Generating Circular Polarization

[jeff1evesque]

Statement:
Consider two dipole antennas, oriented 90degrees apart [imagine the x-y plane, let "a" be the dipole oriented along the x-axis, and the "b" be the dipole oriented along the y-axis]. If "a" dipole radiates $$cos(\omega t)$$ and "b" dipole radiates $$sin(\omega t)$$, the field radiated by the two antennas will be circularly polarized:

$$\vec{E}(z, t) = E_{0}[cos(\omega t - \beta z)\hat{x} + sin(\omega t - \beta z)\hat{y}]$$ (#1)

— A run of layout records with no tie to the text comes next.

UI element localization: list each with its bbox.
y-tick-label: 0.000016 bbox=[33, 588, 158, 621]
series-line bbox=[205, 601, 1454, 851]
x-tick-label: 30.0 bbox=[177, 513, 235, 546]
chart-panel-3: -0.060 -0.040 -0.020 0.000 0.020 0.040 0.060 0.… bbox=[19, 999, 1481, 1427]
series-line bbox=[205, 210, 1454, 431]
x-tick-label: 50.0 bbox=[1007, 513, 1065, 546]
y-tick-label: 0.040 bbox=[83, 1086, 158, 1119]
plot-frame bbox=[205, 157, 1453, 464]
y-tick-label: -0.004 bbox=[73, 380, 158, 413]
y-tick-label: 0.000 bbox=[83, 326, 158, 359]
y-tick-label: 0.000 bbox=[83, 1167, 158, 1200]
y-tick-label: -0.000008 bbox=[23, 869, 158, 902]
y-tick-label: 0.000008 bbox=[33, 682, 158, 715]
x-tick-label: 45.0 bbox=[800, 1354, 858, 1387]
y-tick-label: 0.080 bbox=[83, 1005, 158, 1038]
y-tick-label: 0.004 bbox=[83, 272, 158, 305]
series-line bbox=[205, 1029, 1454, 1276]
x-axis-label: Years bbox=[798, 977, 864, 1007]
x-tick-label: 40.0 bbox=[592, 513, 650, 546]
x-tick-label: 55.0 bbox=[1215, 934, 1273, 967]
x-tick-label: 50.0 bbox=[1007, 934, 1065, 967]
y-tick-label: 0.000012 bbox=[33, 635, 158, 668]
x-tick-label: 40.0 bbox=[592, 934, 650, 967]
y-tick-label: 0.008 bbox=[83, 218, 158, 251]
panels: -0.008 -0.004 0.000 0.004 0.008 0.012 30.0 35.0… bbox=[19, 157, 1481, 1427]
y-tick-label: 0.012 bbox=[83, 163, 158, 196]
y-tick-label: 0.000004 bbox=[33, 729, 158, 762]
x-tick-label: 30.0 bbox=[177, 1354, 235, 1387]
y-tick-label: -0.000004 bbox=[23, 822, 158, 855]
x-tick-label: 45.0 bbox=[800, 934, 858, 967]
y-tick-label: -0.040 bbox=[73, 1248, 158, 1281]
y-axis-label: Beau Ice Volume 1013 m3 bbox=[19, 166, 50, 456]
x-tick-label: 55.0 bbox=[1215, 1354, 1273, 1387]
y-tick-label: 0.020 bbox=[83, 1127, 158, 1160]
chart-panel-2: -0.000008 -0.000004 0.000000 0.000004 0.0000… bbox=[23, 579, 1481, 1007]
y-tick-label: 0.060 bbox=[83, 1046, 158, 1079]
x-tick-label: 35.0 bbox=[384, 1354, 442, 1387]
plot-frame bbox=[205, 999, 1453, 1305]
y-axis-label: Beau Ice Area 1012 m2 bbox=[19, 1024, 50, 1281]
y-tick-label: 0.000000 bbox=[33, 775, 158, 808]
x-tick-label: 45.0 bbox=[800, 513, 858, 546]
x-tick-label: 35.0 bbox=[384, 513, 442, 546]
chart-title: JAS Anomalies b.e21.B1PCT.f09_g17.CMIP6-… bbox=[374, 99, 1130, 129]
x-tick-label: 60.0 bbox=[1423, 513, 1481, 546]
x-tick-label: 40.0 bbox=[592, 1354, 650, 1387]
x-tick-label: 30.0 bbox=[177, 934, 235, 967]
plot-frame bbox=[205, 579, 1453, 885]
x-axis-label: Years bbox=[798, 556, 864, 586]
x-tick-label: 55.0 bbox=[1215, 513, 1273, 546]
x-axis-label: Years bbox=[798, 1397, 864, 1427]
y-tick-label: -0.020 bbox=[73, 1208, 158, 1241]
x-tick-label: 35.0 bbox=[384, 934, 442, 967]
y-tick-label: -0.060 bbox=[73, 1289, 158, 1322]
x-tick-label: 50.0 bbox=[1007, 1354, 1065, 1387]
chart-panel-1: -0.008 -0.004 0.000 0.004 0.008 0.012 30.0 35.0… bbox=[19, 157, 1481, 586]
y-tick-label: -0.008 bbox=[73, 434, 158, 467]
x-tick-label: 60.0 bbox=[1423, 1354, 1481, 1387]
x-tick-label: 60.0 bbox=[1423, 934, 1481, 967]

Side note: Very often, helical antennas are used to generate a circularly-polarized (CP) wave. The isolation between a left-handed CP wave and a right-handed CP wave can be significant. Also, a CP wave will change handedness upon reflection.

My thoughts:
I understand that $$E_0$$ is the magnitude of the sinusoid- and in this case it is circular thus both $$\hat{x}, \hat{y}$$ have the same amplitudes respectively. And since both $$sin(\omega t), cos(\omega t)$$ are perpendicular to one another, if one has a phase shift, the other will have the same phase shift $$\beta$$.

Relevant questions:
Is my thoughts above reasonable? What I would really like to know is why the electric field is a function of z also. What is the variable z, and how does it influence the electric field?

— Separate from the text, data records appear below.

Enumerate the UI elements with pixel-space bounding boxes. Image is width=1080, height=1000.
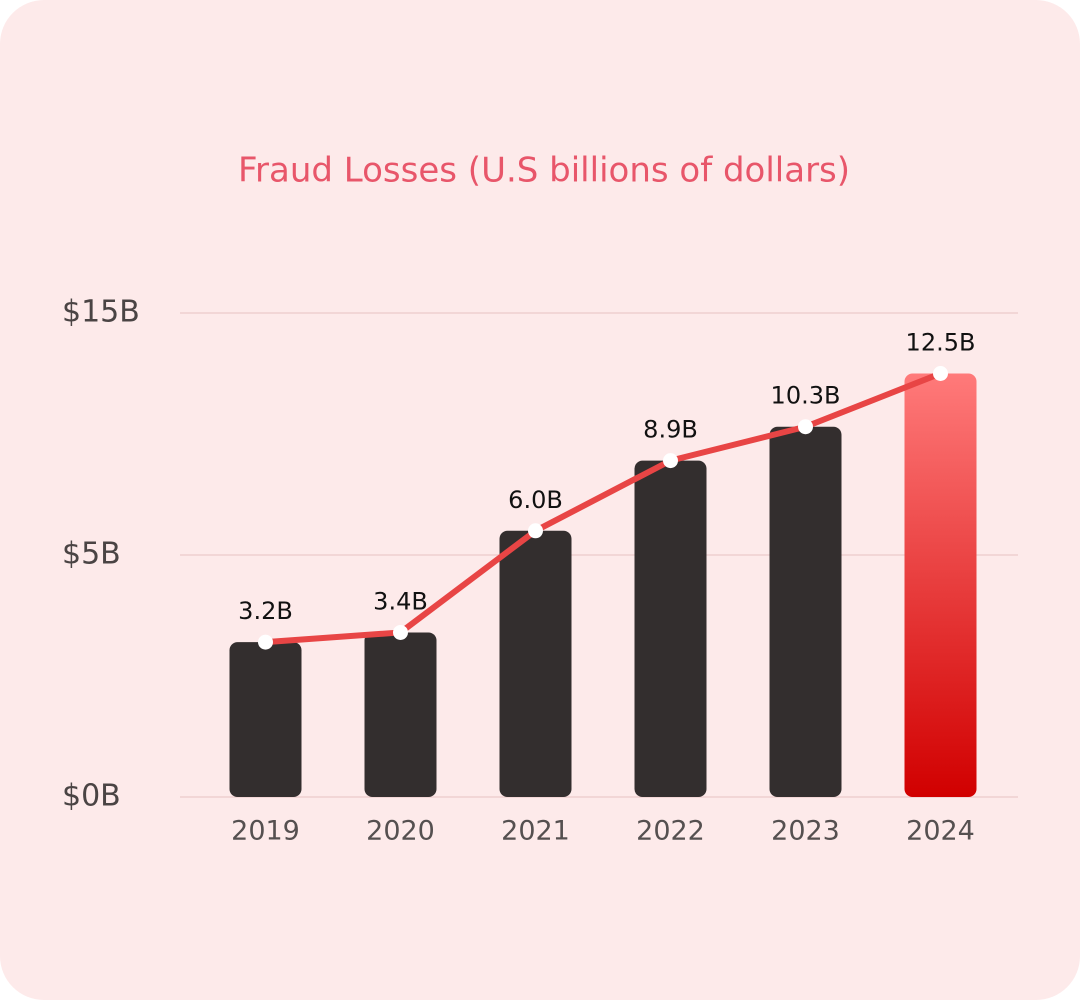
x-tick-label: 2024 [906,816,975,847]
value-label: 3.4B [373,587,428,615]
bar [769,426,842,797]
bar [499,530,572,797]
trend-line [262,370,944,646]
trend-point [798,419,813,435]
bar [229,642,302,797]
y-tick-label: $0B [62,779,121,814]
y-tick-label: $5B [62,537,121,572]
y-tick-label: $15B [62,295,140,330]
trend-point [258,634,273,650]
bar [364,632,437,797]
x-tick-label: 2022 [636,816,705,847]
bar [904,373,977,797]
value-label: 10.3B [771,382,841,410]
chart-title: Fraud Losses (U.S billions of dollars) [238,151,850,191]
x-tick-label: 2023 [771,816,840,847]
value-label: 3.2B [238,597,293,625]
trend-point [933,366,948,381]
value-label: 8.9B [643,416,698,444]
value-label: 6.0B [508,486,563,514]
trend-point [393,624,408,640]
x-tick-label: 2019 [231,816,300,847]
x-tick-label: 2021 [501,816,570,847]
bar [634,460,707,797]
x-tick-label: 2020 [366,816,435,847]
trend-point [663,453,678,469]
trend-point [528,523,543,539]
value-label: 12.5B [906,329,976,357]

Also, can someone explain to me what is meant by

Also, a CP wave will change handedness upon reflection?

Thanks,


Jeffrey

 

[Redbelly98]

My thoughts:
I understand that $$E_0$$ is the magnitude of the sinusoid- and in this case it is circular thus both $$\hat{x}, \hat{y}$$ have the same amplitudes respectively. And since both $$sin(\omega t), cos(\omega t)$$ are perpendicular to one another, if one has a phase shift, the other will have the same phase shift $$\beta$$.

Relevant questions:
Is my thoughts above reasonable? What I would really like to know is why the electric field is a function of z also. What is the variable z, and how does it influence the electric field?

Your thoughts look pretty reasonable, but β is not a phase shift. z is the distance away from the antenna in the direction of the E-M wave's propagation, and β=2π/λ is related to the wavelength λ.

Those equations represent a wave travelling in the +z direction. At any fixed time t, the electric field direction makes a rotating, helical pattern as one moves along the z direction.

I'm not familiar with helical antennas, so I can't comment on them.

Also, can someone explain to me what is meant by

Also, a CP wave will change handedness upon reflection.

The wave changes from right-handed to left-handed (or vice versa) CP if it is reflected.

 

[jeff1evesque]

Your thoughts look pretty reasonable, but β is not a phase shift. z is the distance away from the antenna in the direction of the E-M wave's propagation, and β=2π/λ is related to the wavelength λ.

Shouldn't z be $$\hat{z}$$ then? So if it becomes the unit vector (since that is the direction of propagation), then the electric field cannot be a function of z, and thus should it be a function of $$\beta$$ instead- along with $$t$$?

Thanks,


Jeff

 

[Redbelly98]

No, it is z. The electric field is a function of z and t.

 

[jeff1evesque]

No, it is z. The electric field is a function of z and t.

Ok I almost get it now. I am going to start a new thread, this one is getting long.


THanks,


JL